С первого взгляда и до последнего вздоха.
А в госпиталь он попал из-за болей в печени – хотя до желтухи его болезнь не дотягивала. Не дотягивала, к явному замешательству врачей, да и все тут. Если б она обернулась желтухой, они принялись бы ее лечить. Если б сошла на нет, отправили бы Йоссариана обратно в часть. Но желтуха не проявлялась, а Йоссариан не поправлялся, и это решительно сбивало их с толку.
Каждое утро они делали обход – трое деловито серьезных врачей, с уверенными речами и растерянными глазами, в сопровождении деловито серьезной мисс Даккит, одной из палатных сестер, которая недолюбливала Йоссариана. Изучив температурную карточку на спинке его госпитальной койки, они со скрытым нетерпением осведомлялись, как он себя чувствует. Их, видимо, раздражал его ответ, когда он говорил, что, мол, по-прежнему.
– И стула не было? – вопрошал врач в чине полковника.
Йоссариан отрицательно качал головой. Врачи переглядывались.
– Дайте ему еще одну таблетку.
Мисс Даккит заносила распоряжение в свой блокнот и перемещалась вслед за врачами к следующей койке. Все палатные сестры недолюбливали Йоссариана. Печень у него уже прошла, но он предпочитал об этом помалкивать, и врачи вроде бы ни о чем не догадывались. Они, впрочем, догадывались, что со «стулом» он их дурачит, облегчаясь в уборной тайком и украдкой.
Йоссариану нравилась госпитальная жизнь. Кормили тут вполне сносно, и еду ему приносили прямо в палату.

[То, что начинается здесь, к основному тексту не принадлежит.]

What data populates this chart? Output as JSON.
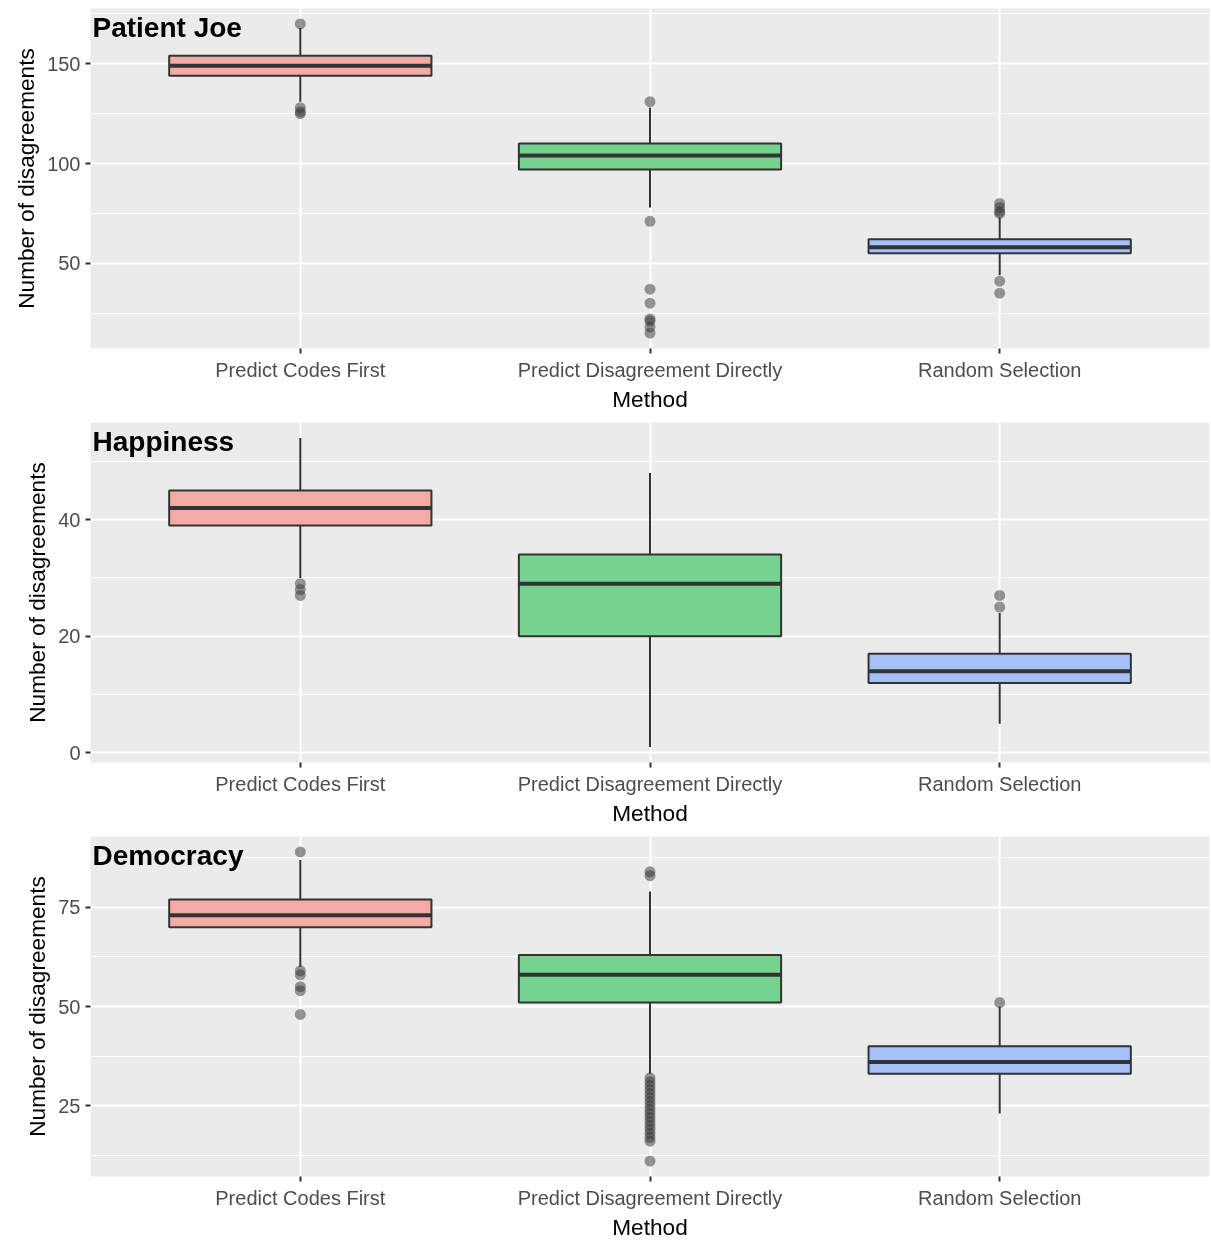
{
  "chart_data": [
    {
      "type": "box",
      "title": "Patient Joe",
      "xlabel": "Method",
      "ylabel": "Number of disagreements",
      "categories": [
        "Predict Codes First",
        "Predict Disagreement Directly",
        "Random Selection"
      ],
      "colors": [
        "#f4aaa5",
        "#76d28f",
        "#a5c1f8"
      ],
      "ylim": [
        7.25,
        177.75
      ],
      "yticks": [
        50,
        100,
        150
      ],
      "grid": true,
      "boxes": [
        {
          "low": 131,
          "q1": 144,
          "median": 149,
          "q3": 154,
          "high": 168,
          "outliers": [
            170,
            128,
            126,
            125
          ]
        },
        {
          "low": 78,
          "q1": 97,
          "median": 104,
          "q3": 110,
          "high": 128,
          "outliers": [
            131,
            71,
            37,
            30,
            22,
            21,
            18,
            15
          ]
        },
        {
          "low": 44,
          "q1": 55,
          "median": 58,
          "q3": 62,
          "high": 73,
          "outliers": [
            80,
            78,
            76,
            75,
            41,
            35
          ]
        }
      ]
    },
    {
      "type": "box",
      "title": "Happiness",
      "xlabel": "Method",
      "ylabel": "Number of disagreements",
      "categories": [
        "Predict Codes First",
        "Predict Disagreement Directly",
        "Random Selection"
      ],
      "colors": [
        "#f4aaa5",
        "#76d28f",
        "#a5c1f8"
      ],
      "ylim": [
        -1.65,
        56.65
      ],
      "yticks": [
        0,
        20,
        40
      ],
      "grid": true,
      "boxes": [
        {
          "low": 30,
          "q1": 39,
          "median": 42,
          "q3": 45,
          "high": 54,
          "outliers": [
            29,
            28,
            27
          ]
        },
        {
          "low": 1,
          "q1": 20,
          "median": 29,
          "q3": 34,
          "high": 48
        },
        {
          "low": 5,
          "q1": 12,
          "median": 14,
          "q3": 17,
          "high": 24,
          "outliers": [
            27,
            25
          ]
        }
      ]
    },
    {
      "type": "box",
      "title": "Democracy",
      "xlabel": "Method",
      "ylabel": "Number of disagreements",
      "categories": [
        "Predict Codes First",
        "Predict Disagreement Directly",
        "Random Selection"
      ],
      "colors": [
        "#f4aaa5",
        "#76d28f",
        "#a5c1f8"
      ],
      "ylim": [
        7.1,
        92.9
      ],
      "yticks": [
        25,
        50,
        75
      ],
      "grid": true,
      "boxes": [
        {
          "low": 60,
          "q1": 70,
          "median": 73,
          "q3": 77,
          "high": 87,
          "outliers": [
            89,
            59,
            58,
            55,
            54,
            48
          ]
        },
        {
          "low": 33,
          "q1": 51,
          "median": 58,
          "q3": 63,
          "high": 79,
          "outliers": [
            84,
            83,
            32,
            31,
            30,
            29,
            28,
            27,
            26,
            25,
            24,
            23,
            22,
            21,
            20,
            19,
            18,
            17,
            16,
            11
          ]
        },
        {
          "low": 23,
          "q1": 33,
          "median": 36,
          "q3": 40,
          "high": 50,
          "outliers": [
            51
          ]
        }
      ]
    }
  ]
}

Больным полагалась дополнительная порция мяса, а когда наступала послеполуденная жара, им давали холодный фруктовый сок или шоколадный напиток. Кроме врачей и сестер, никто здесь не досаждал Йоссариану. По утрам он, правда, трудился часок-другой как военный цензор, зато уж потом с чистой совестью мог валяться на койке до самого вечера. Ему вольготно жилось в госпитале, причем выписки он ничуть не боялся, потому что температура у него устойчиво держалась градуса на полтора выше нормы. Ему было даже вольготней, чем Дэнбару, который грохался временами в обморок – чтоб и его кормили прямо в палате, – а так ведь и морду расшибить недолго.

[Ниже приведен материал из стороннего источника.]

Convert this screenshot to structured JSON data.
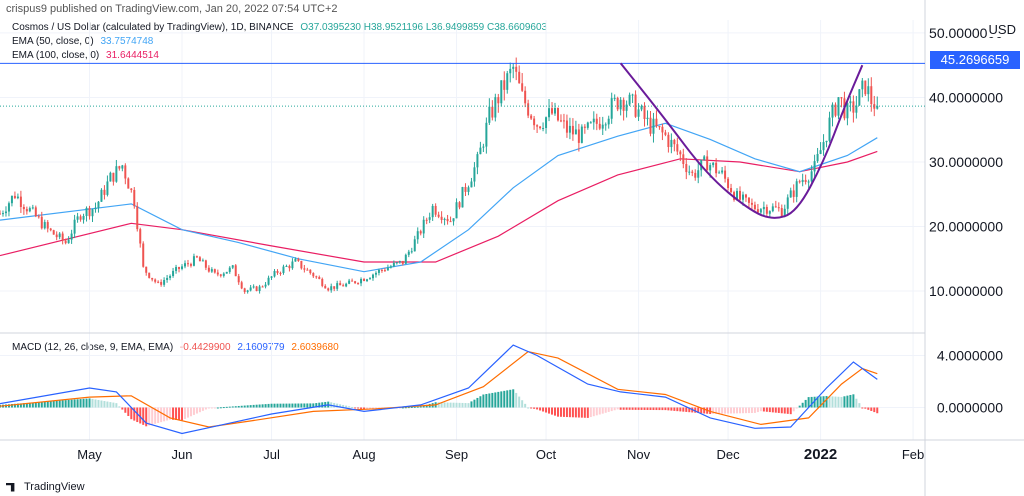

Решив проболеть до конца войны, Йоссариан написал всем своим знакомым, что попал в госпиталь, но почему – утаил. А потом его осенила блестящая идея. Он сообщил знакомым, что ему предстоит выполнить опаснейшее боевое задание. «Объявлен набор добровольцев. Риск смертельный, но ведь кто-то должен решиться. Я черкну вам пару строк, как только вернусь». И с тех пор он больше уж никому не писал.
Офицеры содержались в госпитале отдельно от унтер-офицеров и солдат, а по утрам досматривали их письма. Это была нудная работа, поскольку солдаты американской армии, как с досадой убедился Йоссариан, жили едва ли менее уныло, чем офицеры. Ему стало скучно в первый же день. Чтобы развлечься, он начал придумывать цензорские игры. Смерть определениям, решил он однажды – и принялся вымарывать из писем, которые проверял, все прилагательные и все наречия. На следующий день он объявил войну предлогам. А потом его посетило высокое вдохновение, и он решил оставлять в письмах только предлоги. Листки с разрозненными закорючками предлогов обретали подспудный, внутренний драматизм, а сообщения становились гораздо универсальней. Когда и это ему надоело, он начал вычеркивать обращение и подпись, но текст письма оставлял нетронутым. А однажды, тщательно вымарав текст, оставил только зачин – «Дорогая Мэри» – и внизу приписал: «Тоскую по тебе безумно. Э. Т. Тапмэн, капеллан ВВС США». Тапмэн был их полковым священником.